Bogaerts, A, Ameye, L, Bijlholt, M, Amuli, K, Heynickx, D, Devlieger, R
BMC pregnancy and childbirth. 2017;(1):154
Abstract
BACKGROUND Excessive maternal pre-pregnancy and gestational weight gain are related to pregnancy- and birth outcomes. The interpregnancy time window offers a unique opportunity to intervene in order to acquire a healthy lifestyle before the start of a new pregnancy. METHODS INTER-ACT is an e-health driven multicentre randomised controlled intervention trial targeting women at high risk of pregnancy- and birth related complications. Eligible women are recruited for the study at day 2 or 3 postpartum. At week 6 postpartum, participants are randomised into the intervention or control arm of the study. The intervention focuses on weight, diet, physical activity and mental well-being, and comprises face-to-face coaching, in which behavioural change techniques are central, and use of a mobile application, which is Bluetooth-connected to a weighing scale and activity tracker. The intervention is rolled out postpartum (4 coaching sessions between week 6 and month 6) and in a new pregnancy (3 coaching sessions, one in each trimester of pregnancy); the mobile app is used throughout the two intervention phases. Data collection includes data from the medical record of the participants (pregnancy outcomes and medical history), anthropometric data (height, weight, waist- and hip circumferences, skinfold thickness and body composition by bio-electrical impedance analysis), data from the mobile app (physical activity and weight; intervention group only) and questionnaires (socio-demographics, breastfeeding, food intake, physical activity, lifestyle, psychosocial factors and process evaluation). Medical record data are collected at inclusion and at delivery of the subsequent pregnancy.

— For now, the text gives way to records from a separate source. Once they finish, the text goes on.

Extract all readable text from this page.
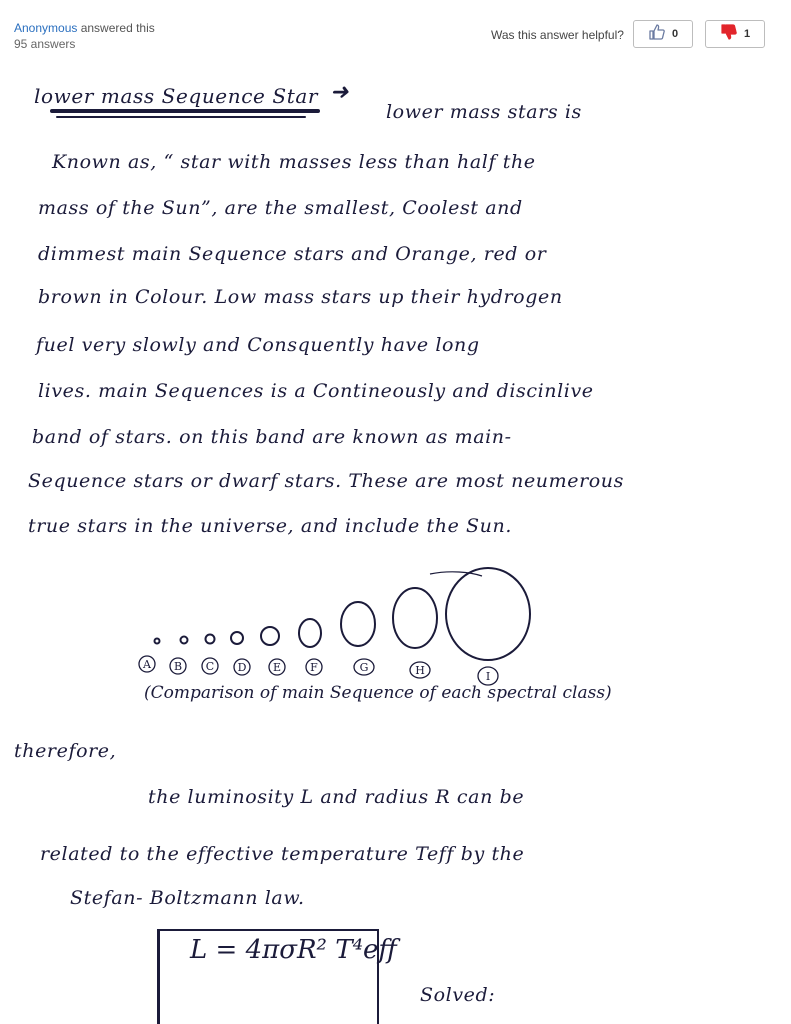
Anonymous answered this
95 answers
Was this answer helpful?	0	1
lower mass Sequence Star ➜
lower mass stars is
Known as, “ star with masses less than half the
mass of the Sun”, are the smallest, Coolest and
dimmest main Sequence stars and Orange, red or
brown in Colour. Low mass stars up their hydrogen
fuel very slowly and Consquently have long
lives. main Sequences is a Contineously and discinlive
band of stars. on this band are known as main-
Sequence stars or dwarf stars. These are most neumerous
true stars in the universe, and include the Sun.
A B C D E	F	G	H	I
(Comparison of main Sequence of each spectral class)
therefore,
the luminosity L and radius R can be
related to the effective temperature Teff by the
Stefan- Boltzmann law.
L = 4πσR² T⁴eff
Solved:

All other data are collected at week 6 and month 6 postpartum and every subsequent 6 months until a new pregnancy, and in every trimester in the new pregnancy. Primary outcome is the composite endpoint score of pregnancy-induced hypertension, gestational diabetes mellitus, caesarean section, and large-for-gestational-age infant in the subsequent pregnancy. DISCUSSION INTER-ACT is a unique randomised controlled lifestyle intervention trial in its implementation between pregnancies and during the subsequent pregnancy, with an e-health driven approach. TRIAL REGISTRATION ClinicalTrials.gov Identifier: NCT02989142 . Registered August 2016.